Her parents settled briefly in Tucson, where she was born in 1981. A short time later, they moved to Las Vegas. The father was arrested and sent to prison, and Perez moved with her mother and two younger brothers to San Diego.

The circumstances of her mother's death are murky. It may have been an accident, some sort of drive-by shooting.

"That was a long time ago and I'd really rather not talk about it," Perez says. "I can't even remember her face."

At 3, Perez was sent with her brothers to San Diego and put in the care of a woman at a foster home.

"Oh my God, that lady was bad," she recalls. "My brothers, they both had problems wetting the bed, and she'd hit them. I had long, nice hair and she went snip, snip, snip."

Perez says she would sneak out of bed at night to get food for her brothers.

"Once I got caught, and she hit me. I didn't care," she says.

At 5, she was shipped to Cuba to be raised by her paternal grandmother.

After just one year there, her natural athletic ability caught the attention of the country's coaches. She began running, high jumping and throwing a softball, and she excelled at them all.

"One day one of my friends goes, 'I've got something for you that you might not be able to do,'" she says. "I laughed and said, 'You know, I can do everything.'"

At 14, she tried the triple jump.

"I was like, 'That was hard,'" she says, "I tried it again, and then I told my coach, 'I would like to do that.' I kept working and started getting good and good and good, and I liked it."

A few months before she was to graduate from high school, she was told she was being removed from the national team because she was born in the United States and was considered a threat to defect.

Her athletic career in Cuba was finished, and she was shattered.

To make matters worse, she was removed from school, too.

"It was so hard for me to keep going, but I did," she says. "I thought, 'There's got to be something better than this. I miss my mother. I miss my school. I miss my sport. What am I supposed to do now? I have to keep going.' That was when I decided to come to the United States."
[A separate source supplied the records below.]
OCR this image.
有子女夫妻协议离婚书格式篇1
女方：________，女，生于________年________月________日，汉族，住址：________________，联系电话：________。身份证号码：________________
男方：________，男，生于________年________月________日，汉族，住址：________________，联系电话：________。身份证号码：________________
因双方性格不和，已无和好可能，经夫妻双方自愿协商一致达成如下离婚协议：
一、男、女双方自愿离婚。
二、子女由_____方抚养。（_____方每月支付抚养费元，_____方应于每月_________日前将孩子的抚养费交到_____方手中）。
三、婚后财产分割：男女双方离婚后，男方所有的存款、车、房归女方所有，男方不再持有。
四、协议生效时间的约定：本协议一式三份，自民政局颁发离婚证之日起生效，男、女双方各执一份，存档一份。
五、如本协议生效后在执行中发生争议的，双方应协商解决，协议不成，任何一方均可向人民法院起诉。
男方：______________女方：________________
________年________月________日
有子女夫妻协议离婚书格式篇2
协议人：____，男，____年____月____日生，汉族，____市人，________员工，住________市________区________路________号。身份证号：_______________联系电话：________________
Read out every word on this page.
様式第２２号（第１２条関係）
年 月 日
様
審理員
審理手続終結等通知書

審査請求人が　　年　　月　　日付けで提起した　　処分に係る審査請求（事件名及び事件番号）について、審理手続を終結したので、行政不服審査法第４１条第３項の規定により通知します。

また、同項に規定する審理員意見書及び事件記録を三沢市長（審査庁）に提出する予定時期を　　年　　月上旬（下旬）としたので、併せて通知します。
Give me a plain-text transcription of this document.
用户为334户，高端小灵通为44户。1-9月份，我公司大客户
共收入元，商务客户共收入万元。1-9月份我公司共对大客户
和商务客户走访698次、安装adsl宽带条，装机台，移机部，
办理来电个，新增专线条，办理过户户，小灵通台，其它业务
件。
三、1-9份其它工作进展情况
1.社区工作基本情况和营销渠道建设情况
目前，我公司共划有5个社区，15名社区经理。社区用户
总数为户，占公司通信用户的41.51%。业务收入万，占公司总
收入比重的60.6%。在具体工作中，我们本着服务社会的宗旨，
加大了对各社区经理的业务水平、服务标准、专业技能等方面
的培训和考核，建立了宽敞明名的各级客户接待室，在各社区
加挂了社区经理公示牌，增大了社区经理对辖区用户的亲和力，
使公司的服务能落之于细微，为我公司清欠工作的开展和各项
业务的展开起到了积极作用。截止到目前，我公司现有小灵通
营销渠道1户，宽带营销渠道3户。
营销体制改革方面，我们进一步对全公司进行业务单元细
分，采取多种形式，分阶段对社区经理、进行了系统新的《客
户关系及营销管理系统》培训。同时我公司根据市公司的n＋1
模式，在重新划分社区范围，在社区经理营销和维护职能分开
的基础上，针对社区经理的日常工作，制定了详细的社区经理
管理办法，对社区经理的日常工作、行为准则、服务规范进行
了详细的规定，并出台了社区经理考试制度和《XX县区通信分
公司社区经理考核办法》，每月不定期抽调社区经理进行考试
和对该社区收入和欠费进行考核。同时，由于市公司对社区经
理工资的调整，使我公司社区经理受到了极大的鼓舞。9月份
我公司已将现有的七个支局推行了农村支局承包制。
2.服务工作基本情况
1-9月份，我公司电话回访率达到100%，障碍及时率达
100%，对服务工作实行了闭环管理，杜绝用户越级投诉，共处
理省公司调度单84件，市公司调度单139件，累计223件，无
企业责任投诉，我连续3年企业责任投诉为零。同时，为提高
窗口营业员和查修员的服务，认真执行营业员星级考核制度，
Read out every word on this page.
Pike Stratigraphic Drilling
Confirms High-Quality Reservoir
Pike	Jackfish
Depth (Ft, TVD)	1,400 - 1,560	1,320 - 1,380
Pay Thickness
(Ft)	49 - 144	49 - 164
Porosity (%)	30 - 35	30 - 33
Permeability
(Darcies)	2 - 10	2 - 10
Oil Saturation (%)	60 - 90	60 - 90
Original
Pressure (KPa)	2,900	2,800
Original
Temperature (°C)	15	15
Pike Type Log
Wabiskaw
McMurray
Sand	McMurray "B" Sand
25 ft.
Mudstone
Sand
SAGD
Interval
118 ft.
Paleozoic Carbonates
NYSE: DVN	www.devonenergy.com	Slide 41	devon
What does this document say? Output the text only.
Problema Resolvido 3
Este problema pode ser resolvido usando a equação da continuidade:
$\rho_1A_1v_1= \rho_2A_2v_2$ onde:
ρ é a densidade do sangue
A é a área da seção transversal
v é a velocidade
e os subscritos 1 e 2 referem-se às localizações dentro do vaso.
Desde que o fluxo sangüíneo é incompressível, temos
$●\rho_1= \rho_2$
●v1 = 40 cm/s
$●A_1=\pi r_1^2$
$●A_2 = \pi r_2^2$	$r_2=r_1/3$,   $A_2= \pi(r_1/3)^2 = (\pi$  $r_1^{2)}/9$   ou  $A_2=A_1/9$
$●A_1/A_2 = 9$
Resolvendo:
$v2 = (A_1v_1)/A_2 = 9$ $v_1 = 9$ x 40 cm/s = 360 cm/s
The U.S. section of the Swiss Embassy in Havana lent her money to leave Cuba. After arriving in Tucson in February 2000, it took her five months to finally get a job. To ease the stress, she began running again.

The bus driver was true to his word, and Pena brought Perez to meet John Radspinner, Pima's head track coach.

"She says she used to be a triple jumper," Radspinner remembers. "We told her there's not much we can do, because at that point we thought she was from Cuba, and there's just no way we can get someone from Cuba on our team. But I told her this year she can just work out with us if she wants, and she lit up. She was just so happy."

He asked her what her best mark was. She told him 45 feet, 31/2 inches.

"I'm thinking, 'That ain't right,'" Radspinner says, "because we have a pretty good history of triple jumpers and she's talking four feet past our best ever."

He went home, checked the Internet, and found Perez's mark was just what she said it was. Still, Pima offers scholarships only to Arizonans, and there was no thought of getting her on the college team until one day when she and the coaches were talking in Spanish.

"I think one of the coaches said, 'Wouldn't it be nice if we could put her on scholarship,'" Radspinner says. "I said, 'Nope, she is from Cuba.' Then she said, 'Wait a minute. I was born in Tucson.'

"The next day she brought me this old, yellow Scotch-taped birth certificate all in Spanish from the Tucson Medical Center. That just cleared everything."